A língua portuguesa está cheia de palavras que guardam ecos de crenças antigas e modos de pensar já distantes.
Uma delas é “desastre”, termo que usamos para descrever acontecimentos graves, muitas vezes inesperados, que causam sofrimento, perdas ou destruição. Mas por detrás deste uso moderno esconde-se uma origem curiosa, enraizada nas estrelas.
Etimologicamente, “desastre” deriva do latim disastrum, combinação de dis- (prefixo com valor negativo) e astrum (estrela). A palavra significava, literalmente, “má estrela” — ideia que reflete a antiga convicção de que os astros tinham influência direta sobre o destino humano.
Durante séculos, a astrologia foi uma ferramenta central para interpretar o mundo. Os movimentos celestes eram lidos como sinais, e o destino das pessoas, dos reis e até dos povos, acreditava-se, podia depender do posicionamento dos astros.
Um “desastre”, nesse contexto, era mais do que um infortúnio. Era o reflexo de um cosmos em desordem, de uma conjunção desfavorável que punha em risco a harmonia da vida na Terra.
Com o avanço da ciência e o progressivo abandono da astrologia como forma de explicação do mundo, “desastre” perdeu a sua ligação directa às estrelas — mas manteve o impacto do seu significado.
Hoje, usamos a palavra para designar tanto fenómenos naturais, como terramotos e inundações, como eventos provocados pela ação humana: guerras, colapsos financeiros, acidentes industriais.
O termo passou a descrever qualquer acontecimento súbito com efeitos devastadores, independentemente da sua causa.
Para além da sua presença no quotidiano, “desastre” atravessa também a cultura popular. É um tema recorrente no cinema, na literatura e nas artes visuais, muitas vezes usado como metáfora para crises pessoais, sociais ou morais.
A permanência da palavra e a sua adaptação a novos contextos mostram como a língua evolui com a sociedade.
“Desastre” deixou de ser um destino celeste para se tornar um reflexo das nossas vulnerabilidades, medos e desafios.

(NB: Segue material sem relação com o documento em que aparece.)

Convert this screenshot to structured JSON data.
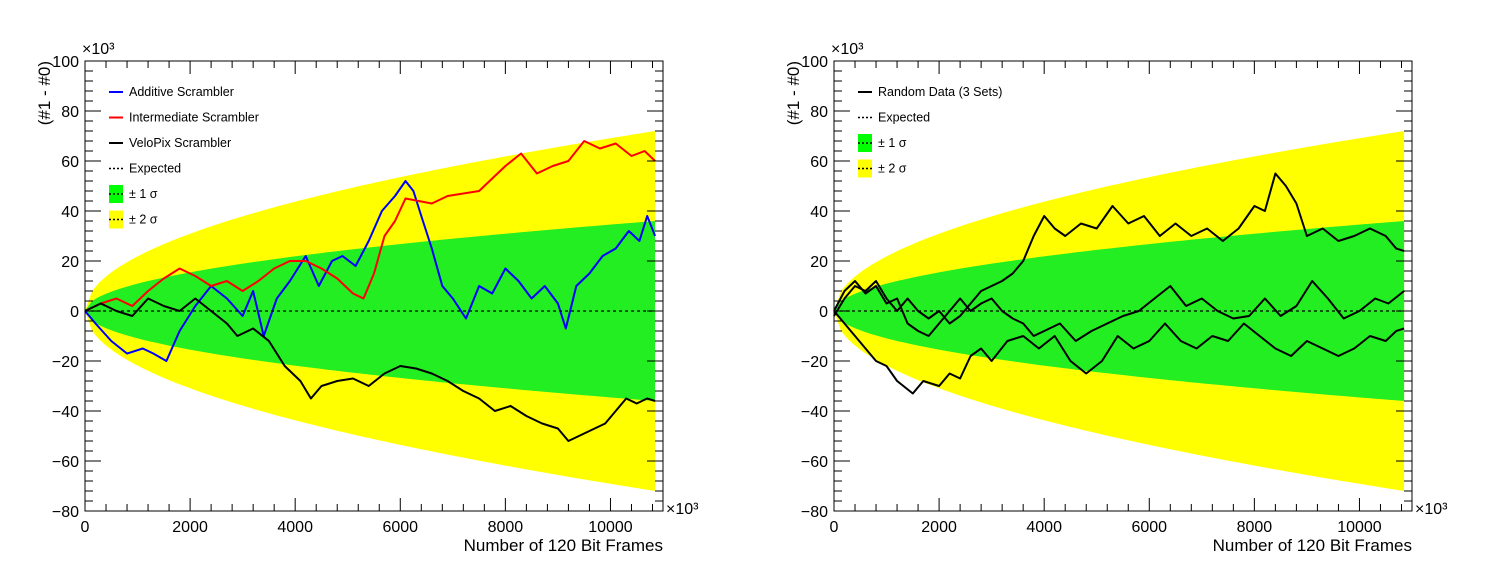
{
  "chart_data": [
    {
      "type": "line",
      "xlabel": "Number of 120 Bit Frames",
      "ylabel": "(#1 - #0)",
      "x_multiplier": "×10³",
      "y_multiplier": "×10³",
      "xlim": [
        0,
        11000
      ],
      "ylim": [
        -80,
        100
      ],
      "xticks": [
        0,
        2000,
        4000,
        6000,
        8000,
        10000
      ],
      "yticks": [
        -80,
        -60,
        -40,
        -20,
        0,
        20,
        40,
        60,
        80,
        100
      ],
      "x_tick_labels": [
        "0",
        "2000",
        "4000",
        "6000",
        "8000",
        "10000"
      ],
      "y_tick_labels": [
        "−80",
        "−60",
        "−40",
        "−20",
        "0",
        "20",
        "40",
        "60",
        "80",
        "100"
      ],
      "band_x_max": 10850,
      "band_1sigma_at_max": 36,
      "band_2sigma_at_max": 72,
      "legend_position": "top-left",
      "legend": [
        {
          "label": "Additive Scrambler",
          "kind": "line",
          "color": "#0000ff"
        },
        {
          "label": "Intermediate Scrambler",
          "kind": "line",
          "color": "#ff0000"
        },
        {
          "label": "VeloPix Scrambler",
          "kind": "line",
          "color": "#000000"
        },
        {
          "label": "Expected",
          "kind": "dashed",
          "color": "#000000"
        },
        {
          "label": "± 1 σ",
          "kind": "band",
          "color": "#00ff00"
        },
        {
          "label": "± 2 σ",
          "kind": "band",
          "color": "#ffff00"
        }
      ],
      "band_colors": {
        "one_sigma": "#22ee22",
        "two_sigma": "#ffff00"
      },
      "series": [
        {
          "name": "Additive Scrambler",
          "color": "#0000ff",
          "x": [
            0,
            200,
            500,
            800,
            1100,
            1300,
            1550,
            1800,
            2100,
            2400,
            2700,
            3000,
            3200,
            3400,
            3650,
            3900,
            4200,
            4450,
            4700,
            4900,
            5150,
            5400,
            5650,
            5900,
            6100,
            6250,
            6400,
            6600,
            6800,
            7000,
            7250,
            7500,
            7750,
            8000,
            8250,
            8500,
            8750,
            9000,
            9150,
            9350,
            9600,
            9850,
            10100,
            10350,
            10550,
            10700,
            10850
          ],
          "y": [
            0,
            -5,
            -12,
            -17,
            -15,
            -17,
            -20,
            -8,
            2,
            10,
            5,
            -2,
            8,
            -10,
            5,
            12,
            22,
            10,
            20,
            22,
            18,
            28,
            40,
            46,
            52,
            48,
            38,
            25,
            10,
            5,
            -3,
            10,
            7,
            17,
            12,
            5,
            10,
            3,
            -7,
            10,
            15,
            22,
            25,
            32,
            28,
            38,
            30
          ]
        },
        {
          "name": "Intermediate Scrambler",
          "color": "#ff0000",
          "x": [
            0,
            300,
            600,
            900,
            1200,
            1500,
            1800,
            2100,
            2400,
            2700,
            3000,
            3300,
            3600,
            3900,
            4200,
            4500,
            4800,
            5100,
            5300,
            5500,
            5700,
            5900,
            6100,
            6350,
            6600,
            6900,
            7200,
            7500,
            7750,
            8000,
            8300,
            8600,
            8900,
            9200,
            9500,
            9800,
            10100,
            10400,
            10650,
            10850
          ],
          "y": [
            0,
            3,
            5,
            2,
            8,
            13,
            17,
            14,
            10,
            12,
            8,
            12,
            17,
            20,
            20,
            17,
            13,
            7,
            5,
            15,
            30,
            36,
            45,
            44,
            43,
            46,
            47,
            48,
            53,
            58,
            63,
            55,
            58,
            60,
            68,
            65,
            67,
            62,
            64,
            60
          ]
        },
        {
          "name": "VeloPix Scrambler",
          "color": "#000000",
          "x": [
            0,
            300,
            600,
            900,
            1200,
            1500,
            1800,
            2100,
            2400,
            2700,
            2900,
            3200,
            3500,
            3800,
            4100,
            4300,
            4500,
            4800,
            5100,
            5400,
            5700,
            6000,
            6300,
            6600,
            6900,
            7200,
            7500,
            7800,
            8100,
            8400,
            8700,
            9000,
            9200,
            9400,
            9600,
            9900,
            10100,
            10300,
            10500,
            10700,
            10850
          ],
          "y": [
            0,
            3,
            0,
            -2,
            5,
            2,
            0,
            5,
            0,
            -5,
            -10,
            -7,
            -12,
            -22,
            -28,
            -35,
            -30,
            -28,
            -27,
            -30,
            -25,
            -22,
            -23,
            -25,
            -28,
            -32,
            -35,
            -40,
            -38,
            -42,
            -45,
            -47,
            -52,
            -50,
            -48,
            -45,
            -40,
            -35,
            -37,
            -35,
            -36
          ]
        },
        {
          "name": "Expected",
          "color": "#000000",
          "dashed": true,
          "x": [
            0,
            10850
          ],
          "y": [
            0,
            0
          ]
        }
      ]
    },
    {
      "type": "line",
      "xlabel": "Number of 120 Bit Frames",
      "ylabel": "(#1 - #0)",
      "x_multiplier": "×10³",
      "y_multiplier": "×10³",
      "xlim": [
        0,
        11000
      ],
      "ylim": [
        -80,
        100
      ],
      "xticks": [
        0,
        2000,
        4000,
        6000,
        8000,
        10000
      ],
      "yticks": [
        -80,
        -60,
        -40,
        -20,
        0,
        20,
        40,
        60,
        80,
        100
      ],
      "x_tick_labels": [
        "0",
        "2000",
        "4000",
        "6000",
        "8000",
        "10000"
      ],
      "y_tick_labels": [
        "−80",
        "−60",
        "−40",
        "−20",
        "0",
        "20",
        "40",
        "60",
        "80",
        "100"
      ],
      "band_x_max": 10850,
      "band_1sigma_at_max": 36,
      "band_2sigma_at_max": 72,
      "legend_position": "top-left",
      "legend": [
        {
          "label": "Random Data (3 Sets)",
          "kind": "line",
          "color": "#000000"
        },
        {
          "label": "Expected",
          "kind": "dashed",
          "color": "#000000"
        },
        {
          "label": "± 1 σ",
          "kind": "band",
          "color": "#00ff00"
        },
        {
          "label": "± 2 σ",
          "kind": "band",
          "color": "#ffff00"
        }
      ],
      "band_colors": {
        "one_sigma": "#22ee22",
        "two_sigma": "#ffff00"
      },
      "series": [
        {
          "color": "#000000",
          "x": [
            0,
            200,
            400,
            600,
            800,
            1000,
            1200,
            1400,
            1600,
            1800,
            2000,
            2200,
            2400,
            2600,
            2800,
            3000,
            3200,
            3400,
            3600,
            3800,
            4000,
            4200,
            4400,
            4700,
            5000,
            5300,
            5600,
            5900,
            6200,
            6500,
            6800,
            7100,
            7400,
            7700,
            8000,
            8200,
            8400,
            8600,
            8800,
            9000,
            9300,
            9600,
            9900,
            10200,
            10500,
            10700,
            10850
          ],
          "y": [
            -2,
            5,
            10,
            8,
            12,
            5,
            0,
            5,
            0,
            -3,
            0,
            -5,
            -2,
            3,
            8,
            10,
            12,
            15,
            20,
            30,
            38,
            33,
            30,
            35,
            33,
            42,
            35,
            38,
            30,
            35,
            30,
            33,
            28,
            33,
            42,
            40,
            55,
            50,
            43,
            30,
            33,
            28,
            30,
            33,
            30,
            25,
            24
          ]
        },
        {
          "color": "#000000",
          "x": [
            0,
            200,
            400,
            600,
            800,
            1000,
            1200,
            1400,
            1600,
            1800,
            2000,
            2200,
            2400,
            2600,
            2800,
            3000,
            3200,
            3400,
            3600,
            3800,
            4000,
            4300,
            4600,
            4900,
            5200,
            5500,
            5800,
            6100,
            6400,
            6700,
            7000,
            7300,
            7600,
            7900,
            8200,
            8500,
            8800,
            9100,
            9400,
            9700,
            10000,
            10300,
            10550,
            10850
          ],
          "y": [
            0,
            8,
            12,
            7,
            10,
            3,
            5,
            -5,
            -8,
            -10,
            -5,
            0,
            5,
            0,
            3,
            5,
            0,
            -3,
            -5,
            -10,
            -8,
            -5,
            -12,
            -8,
            -5,
            -2,
            0,
            5,
            10,
            2,
            5,
            0,
            -3,
            -2,
            5,
            -2,
            2,
            12,
            5,
            -3,
            0,
            5,
            3,
            8
          ]
        },
        {
          "color": "#000000",
          "x": [
            0,
            200,
            400,
            600,
            800,
            1000,
            1200,
            1500,
            1700,
            2000,
            2200,
            2400,
            2600,
            2800,
            3000,
            3300,
            3600,
            3900,
            4200,
            4500,
            4800,
            5100,
            5400,
            5700,
            6000,
            6300,
            6600,
            6900,
            7200,
            7500,
            7800,
            8100,
            8400,
            8700,
            9000,
            9300,
            9600,
            9900,
            10200,
            10500,
            10700,
            10850
          ],
          "y": [
            0,
            -5,
            -10,
            -15,
            -20,
            -22,
            -28,
            -33,
            -28,
            -30,
            -25,
            -27,
            -18,
            -15,
            -20,
            -12,
            -10,
            -15,
            -10,
            -20,
            -25,
            -20,
            -10,
            -15,
            -12,
            -5,
            -12,
            -15,
            -10,
            -12,
            -5,
            -10,
            -15,
            -18,
            -12,
            -15,
            -18,
            -15,
            -10,
            -12,
            -8,
            -7
          ]
        },
        {
          "name": "Expected",
          "color": "#000000",
          "dashed": true,
          "x": [
            0,
            10850
          ],
          "y": [
            0,
            0
          ]
        }
      ]
    }
  ]
}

Estudar a origem das palavras é também uma forma de conhecer a história das ideias.
No caso de “desastre”, a viagem etimológica leva-nos do céu estrelado das crenças antigas às realidades concretas do mundo moderno.
E mesmo que hoje se olhe menos para as estrelas à procura de respostas, a palavra mantém o seu peso – lembrando que, por vezes, o vocabulário que usamos para descrever o presente continua a ecoar visões muito antigas sobre o universo e o lugar do ser humano dentro dele.